キミとひとつになれたら





学校では、休み時間もずっと勉強。


これ以上成績が下がったら、殴られるどころじゃ済まない気がする。



休み時間も勉強ばかりしてるため、私に友達は……いない。


むしろ、




「見て。河瀬さん、また勉強してるよ」


「勉強しか楽しみないんじゃない?可哀想〜」



嫌でも聞こえてくる、嫌味のような声。


多分私は、クラスで孤立してる部類の人間に入るんだと思う。



別に勉強が楽しみなんじゃない。


渋々してるだけ。




「あっ…」


手が当たって、消しゴムが床に落ちた。


拾おうと手を伸ばしたら、




「はい」


私が拾うよりも先に拾われ、そっと机の上に置かれた。



「ありがとう……」


「河瀬さん、いつも勉強頑張ってて、偉いね」


「そ、そうかな…?」


「なんか難しそうなのやってるね。

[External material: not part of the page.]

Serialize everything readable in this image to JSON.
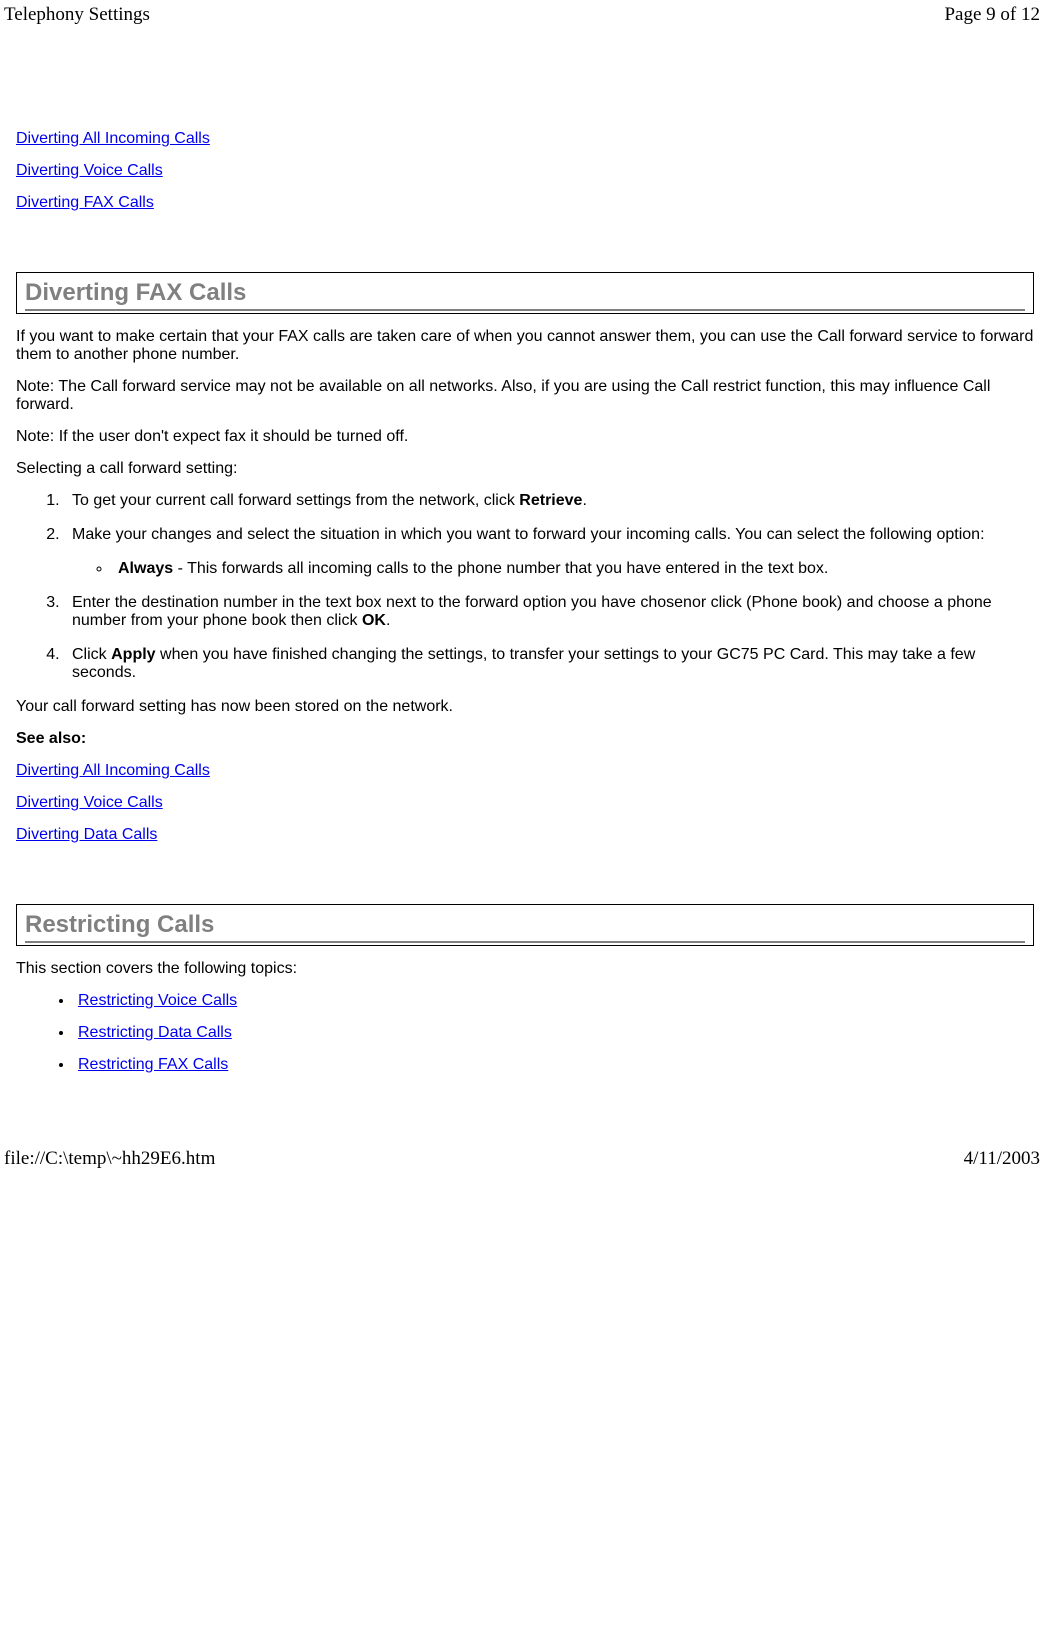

本当に凄いな。マジ尊敬するな」



今、私にフレンドリーに話しかけてきてるのは、




「大袈裟だよ、四ノ宮くん」


四ノ宮冬真(しのみやとうま)くん。


うちのクラスの学級委員長で、みんなから信頼されてて何気にいつも中心にいる人。




「おーい、冬真!」


ほら、こうしてる間にも彼は友達に呼ばれた。



「あ、今行く。じゃあね、河瀬さん」


颯爽と彼は友達の所に行ってしまった。



四ノ宮くんはどういうわけか、私によく話しかけてくる。



朝、登校したらあいさつをしてきてくれて、帰る時にはさり気なくバイバイって言ってくれる。




何で私に声をかけてくるのか、理由はわからない。



だけど私は、嬉しかったりする。


ほんの少しでも、話しかけてきてくれる事が。




四ノ宮くん。
私とは正反対の人。
……密かに憧れてる人。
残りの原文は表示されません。